Karena kepemimpina itu soal karakter. Pemimpin yang terbiasa berbohong, akan terusnya menjadi pembohong. Kecuali Tuhan memberi hidayah atau takdir lain, hanya Tuhan yang dapat menegur pemimpin pembohong seperti itu.
Bermuka manis, memberi janji, memamerkan kesantunan, berpura-pura merakyat, padahal hanya menipu. Menggunakan topeng saat berada dalam posisi membutuhkan suara masyarakat disaat Pemilu atau Pilkada.Â
Demi menghindari kecelakaan dalam memilih lagi, maka masyarakat perlu membiasakan diri, berani melawan pemimpin pembohong. Caranya, tidak memilih mereka.

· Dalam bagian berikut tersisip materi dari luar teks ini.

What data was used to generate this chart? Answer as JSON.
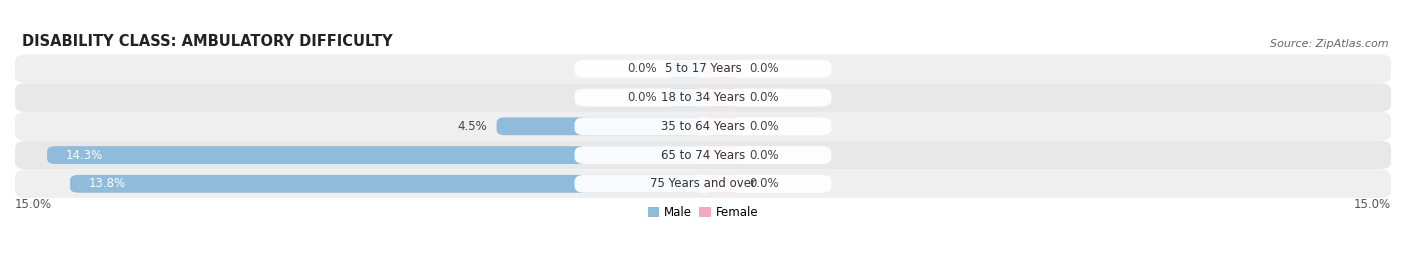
{
  "title": "DISABILITY CLASS: AMBULATORY DIFFICULTY",
  "source": "Source: ZipAtlas.com",
  "categories": [
    "5 to 17 Years",
    "18 to 34 Years",
    "35 to 64 Years",
    "65 to 74 Years",
    "75 Years and over"
  ],
  "male_values": [
    0.0,
    0.0,
    4.5,
    14.3,
    13.8
  ],
  "female_values": [
    0.0,
    0.0,
    0.0,
    0.0,
    0.0
  ],
  "male_color": "#8fbcdb",
  "female_color": "#f2a8bf",
  "row_bg_color": "#efefef",
  "row_bg_alt_color": "#e8e8e8",
  "label_bg_color": "#ffffff",
  "x_max": 15.0,
  "x_min": -15.0,
  "min_bar_val": 0.8,
  "legend_male": "Male",
  "legend_female": "Female",
  "title_fontsize": 10.5,
  "source_fontsize": 8,
  "label_fontsize": 8.5,
  "cat_label_fontsize": 8.5,
  "bar_height": 0.62,
  "axis_label_left": "15.0%",
  "axis_label_right": "15.0%"
}
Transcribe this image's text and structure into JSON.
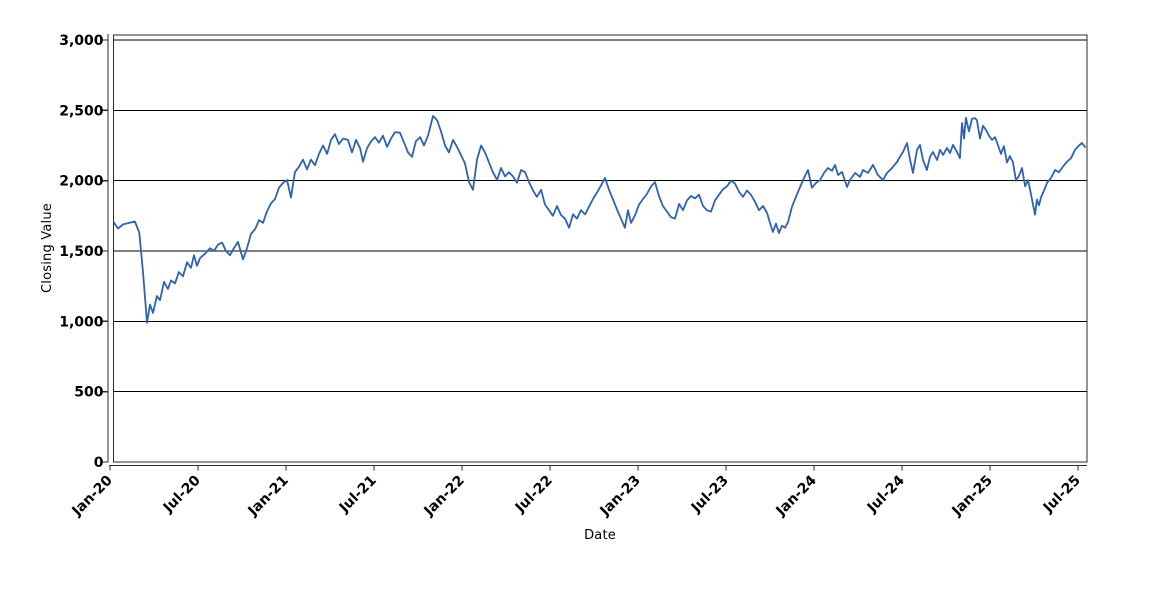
{
  "chart_data": {
    "type": "line",
    "title": "",
    "xlabel": "Date",
    "ylabel": "Closing Value",
    "legend": "none",
    "grid": "horizontal-only",
    "ylim": [
      0,
      3000
    ],
    "y_ticks": [
      0,
      500,
      1000,
      1500,
      2000,
      2500,
      3000
    ],
    "y_tick_labels": [
      "0",
      "500",
      "1,000",
      "1,500",
      "2,000",
      "2,500",
      "3,000"
    ],
    "x_tick_labels": [
      "Jan-20",
      "Jul-20",
      "Jan-21",
      "Jul-21",
      "Jan-22",
      "Jul-22",
      "Jan-23",
      "Jul-23",
      "Jan-24",
      "Jul-24",
      "Jan-25",
      "Jul-25"
    ],
    "x_tick_months": [
      0,
      6,
      12,
      18,
      24,
      30,
      36,
      42,
      48,
      54,
      60,
      66
    ],
    "x_unit": "months since Jan-2020",
    "colors": {
      "line": "#2F63AF",
      "grid": "#000000",
      "axis": "#2b2b2b",
      "border": "#2b2b2b",
      "text": "#000000",
      "background": "#ffffff"
    },
    "series": [
      {
        "name": "Closing Value",
        "points": [
          [
            0.2,
            1705
          ],
          [
            0.55,
            1660
          ],
          [
            0.9,
            1690
          ],
          [
            1.3,
            1700
          ],
          [
            1.7,
            1710
          ],
          [
            2.0,
            1630
          ],
          [
            2.25,
            1350
          ],
          [
            2.52,
            990
          ],
          [
            2.73,
            1120
          ],
          [
            2.93,
            1060
          ],
          [
            3.2,
            1180
          ],
          [
            3.41,
            1150
          ],
          [
            3.68,
            1280
          ],
          [
            3.95,
            1230
          ],
          [
            4.16,
            1290
          ],
          [
            4.43,
            1270
          ],
          [
            4.7,
            1350
          ],
          [
            4.98,
            1320
          ],
          [
            5.25,
            1420
          ],
          [
            5.52,
            1380
          ],
          [
            5.73,
            1470
          ],
          [
            5.93,
            1395
          ],
          [
            6.14,
            1450
          ],
          [
            6.48,
            1480
          ],
          [
            6.82,
            1520
          ],
          [
            7.09,
            1500
          ],
          [
            7.36,
            1545
          ],
          [
            7.64,
            1560
          ],
          [
            7.91,
            1500
          ],
          [
            8.18,
            1470
          ],
          [
            8.45,
            1520
          ],
          [
            8.73,
            1565
          ],
          [
            9.07,
            1440
          ],
          [
            9.34,
            1520
          ],
          [
            9.61,
            1620
          ],
          [
            9.89,
            1655
          ],
          [
            10.16,
            1720
          ],
          [
            10.43,
            1700
          ],
          [
            10.7,
            1780
          ],
          [
            10.98,
            1840
          ],
          [
            11.25,
            1870
          ],
          [
            11.52,
            1950
          ],
          [
            11.8,
            1985
          ],
          [
            12.07,
            2005
          ],
          [
            12.34,
            1880
          ],
          [
            12.61,
            2060
          ],
          [
            12.89,
            2100
          ],
          [
            13.16,
            2150
          ],
          [
            13.43,
            2080
          ],
          [
            13.7,
            2150
          ],
          [
            13.98,
            2110
          ],
          [
            14.25,
            2190
          ],
          [
            14.52,
            2250
          ],
          [
            14.8,
            2190
          ],
          [
            15.07,
            2290
          ],
          [
            15.34,
            2330
          ],
          [
            15.61,
            2260
          ],
          [
            15.89,
            2300
          ],
          [
            16.23,
            2290
          ],
          [
            16.5,
            2200
          ],
          [
            16.77,
            2290
          ],
          [
            17.05,
            2230
          ],
          [
            17.25,
            2135
          ],
          [
            17.52,
            2230
          ],
          [
            17.8,
            2280
          ],
          [
            18.07,
            2310
          ],
          [
            18.34,
            2270
          ],
          [
            18.61,
            2320
          ],
          [
            18.89,
            2240
          ],
          [
            19.16,
            2300
          ],
          [
            19.43,
            2345
          ],
          [
            19.77,
            2340
          ],
          [
            20.05,
            2270
          ],
          [
            20.32,
            2200
          ],
          [
            20.59,
            2170
          ],
          [
            20.86,
            2280
          ],
          [
            21.14,
            2310
          ],
          [
            21.41,
            2250
          ],
          [
            21.68,
            2320
          ],
          [
            22.02,
            2460
          ],
          [
            22.3,
            2430
          ],
          [
            22.57,
            2350
          ],
          [
            22.84,
            2250
          ],
          [
            23.11,
            2200
          ],
          [
            23.39,
            2290
          ],
          [
            23.66,
            2240
          ],
          [
            23.93,
            2180
          ],
          [
            24.2,
            2125
          ],
          [
            24.48,
            1990
          ],
          [
            24.75,
            1935
          ],
          [
            25.02,
            2150
          ],
          [
            25.3,
            2250
          ],
          [
            25.57,
            2200
          ],
          [
            25.84,
            2130
          ],
          [
            26.11,
            2060
          ],
          [
            26.39,
            2005
          ],
          [
            26.66,
            2090
          ],
          [
            26.93,
            2030
          ],
          [
            27.2,
            2060
          ],
          [
            27.48,
            2030
          ],
          [
            27.75,
            1985
          ],
          [
            28.02,
            2075
          ],
          [
            28.3,
            2060
          ],
          [
            28.57,
            1990
          ],
          [
            28.84,
            1930
          ],
          [
            29.11,
            1885
          ],
          [
            29.39,
            1935
          ],
          [
            29.66,
            1830
          ],
          [
            29.93,
            1790
          ],
          [
            30.2,
            1750
          ],
          [
            30.48,
            1820
          ],
          [
            30.75,
            1755
          ],
          [
            31.02,
            1730
          ],
          [
            31.3,
            1665
          ],
          [
            31.57,
            1760
          ],
          [
            31.84,
            1730
          ],
          [
            32.11,
            1790
          ],
          [
            32.39,
            1760
          ],
          [
            32.66,
            1815
          ],
          [
            32.93,
            1870
          ],
          [
            33.2,
            1915
          ],
          [
            33.48,
            1965
          ],
          [
            33.75,
            2020
          ],
          [
            34.02,
            1935
          ],
          [
            34.3,
            1865
          ],
          [
            34.57,
            1795
          ],
          [
            34.84,
            1730
          ],
          [
            35.11,
            1665
          ],
          [
            35.32,
            1790
          ],
          [
            35.52,
            1700
          ],
          [
            35.8,
            1755
          ],
          [
            36.07,
            1830
          ],
          [
            36.34,
            1870
          ],
          [
            36.61,
            1905
          ],
          [
            36.89,
            1960
          ],
          [
            37.16,
            1990
          ],
          [
            37.43,
            1890
          ],
          [
            37.7,
            1820
          ],
          [
            37.98,
            1780
          ],
          [
            38.25,
            1740
          ],
          [
            38.52,
            1730
          ],
          [
            38.8,
            1835
          ],
          [
            39.07,
            1790
          ],
          [
            39.34,
            1860
          ],
          [
            39.61,
            1890
          ],
          [
            39.89,
            1875
          ],
          [
            40.16,
            1900
          ],
          [
            40.43,
            1820
          ],
          [
            40.7,
            1790
          ],
          [
            40.98,
            1780
          ],
          [
            41.25,
            1860
          ],
          [
            41.52,
            1900
          ],
          [
            41.8,
            1940
          ],
          [
            42.07,
            1960
          ],
          [
            42.34,
            2000
          ],
          [
            42.61,
            1980
          ],
          [
            42.89,
            1920
          ],
          [
            43.16,
            1885
          ],
          [
            43.43,
            1930
          ],
          [
            43.7,
            1900
          ],
          [
            43.98,
            1850
          ],
          [
            44.25,
            1790
          ],
          [
            44.52,
            1820
          ],
          [
            44.8,
            1770
          ],
          [
            45.0,
            1700
          ],
          [
            45.2,
            1635
          ],
          [
            45.41,
            1695
          ],
          [
            45.61,
            1628
          ],
          [
            45.82,
            1680
          ],
          [
            46.02,
            1665
          ],
          [
            46.23,
            1705
          ],
          [
            46.5,
            1815
          ],
          [
            46.77,
            1885
          ],
          [
            47.05,
            1955
          ],
          [
            47.32,
            2020
          ],
          [
            47.59,
            2076
          ],
          [
            47.86,
            1950
          ],
          [
            48.14,
            1985
          ],
          [
            48.41,
            2005
          ],
          [
            48.68,
            2055
          ],
          [
            48.95,
            2090
          ],
          [
            49.23,
            2070
          ],
          [
            49.43,
            2112
          ],
          [
            49.64,
            2040
          ],
          [
            49.91,
            2062
          ],
          [
            50.25,
            1955
          ],
          [
            50.45,
            2005
          ],
          [
            50.8,
            2055
          ],
          [
            51.14,
            2027
          ],
          [
            51.34,
            2076
          ],
          [
            51.68,
            2055
          ],
          [
            52.02,
            2112
          ],
          [
            52.36,
            2040
          ],
          [
            52.7,
            2005
          ],
          [
            52.98,
            2055
          ],
          [
            53.32,
            2090
          ],
          [
            53.66,
            2133
          ],
          [
            53.86,
            2169
          ],
          [
            54.07,
            2204
          ],
          [
            54.34,
            2268
          ],
          [
            54.55,
            2147
          ],
          [
            54.75,
            2055
          ],
          [
            55.02,
            2219
          ],
          [
            55.23,
            2254
          ],
          [
            55.43,
            2147
          ],
          [
            55.7,
            2076
          ],
          [
            55.91,
            2169
          ],
          [
            56.11,
            2204
          ],
          [
            56.39,
            2147
          ],
          [
            56.59,
            2219
          ],
          [
            56.8,
            2183
          ],
          [
            57.07,
            2233
          ],
          [
            57.27,
            2197
          ],
          [
            57.48,
            2254
          ],
          [
            57.75,
            2204
          ],
          [
            57.95,
            2160
          ],
          [
            58.09,
            2410
          ],
          [
            58.23,
            2300
          ],
          [
            58.36,
            2447
          ],
          [
            58.57,
            2350
          ],
          [
            58.77,
            2440
          ],
          [
            58.98,
            2445
          ],
          [
            59.11,
            2430
          ],
          [
            59.32,
            2300
          ],
          [
            59.52,
            2390
          ],
          [
            59.73,
            2360
          ],
          [
            59.93,
            2320
          ],
          [
            60.14,
            2290
          ],
          [
            60.34,
            2310
          ],
          [
            60.55,
            2250
          ],
          [
            60.75,
            2190
          ],
          [
            60.95,
            2245
          ],
          [
            61.16,
            2130
          ],
          [
            61.36,
            2175
          ],
          [
            61.57,
            2130
          ],
          [
            61.77,
            2000
          ],
          [
            61.98,
            2035
          ],
          [
            62.18,
            2090
          ],
          [
            62.39,
            1960
          ],
          [
            62.59,
            2005
          ],
          [
            62.8,
            1900
          ],
          [
            62.93,
            1830
          ],
          [
            63.07,
            1758
          ],
          [
            63.2,
            1865
          ],
          [
            63.34,
            1825
          ],
          [
            63.48,
            1880
          ],
          [
            63.68,
            1930
          ],
          [
            63.89,
            1985
          ],
          [
            64.16,
            2020
          ],
          [
            64.43,
            2075
          ],
          [
            64.7,
            2060
          ],
          [
            64.98,
            2100
          ],
          [
            65.25,
            2135
          ],
          [
            65.52,
            2160
          ],
          [
            65.8,
            2220
          ],
          [
            66.07,
            2250
          ],
          [
            66.27,
            2268
          ],
          [
            66.48,
            2240
          ]
        ]
      }
    ]
  }
}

Jangan berani menyerahkan kepercayaan kepada pemimpin penghianat. Sebab, masyarakat akan dibuat sengsara. Yang dilakukan hanya mengurus keluarga dan antek-anteknya untuk memperkaya diri. Pemimpin model begitu biasanya, setelah menang melakukan bagi-bagi jatah kekuasaan dengan mengambil keuntungan dalam proyek.
Tukar tambah gagasan dan kemajuan hanya formalitas mereka tunjukkan. Selebihnya, orientasinya mengumpulkan kekayaan sebanyak-banyaknya. Bahkan, kadang politisi munafik memang begitu berani memanfaatkan mimbar rumah ibadah untuk mencari suara. Begitu disayangkan, harusnya rumah ibadah dan kegiatan keagamaan menjadi ladang tabungan amal untuk kehidupan akhirat, bukan dipolitisir.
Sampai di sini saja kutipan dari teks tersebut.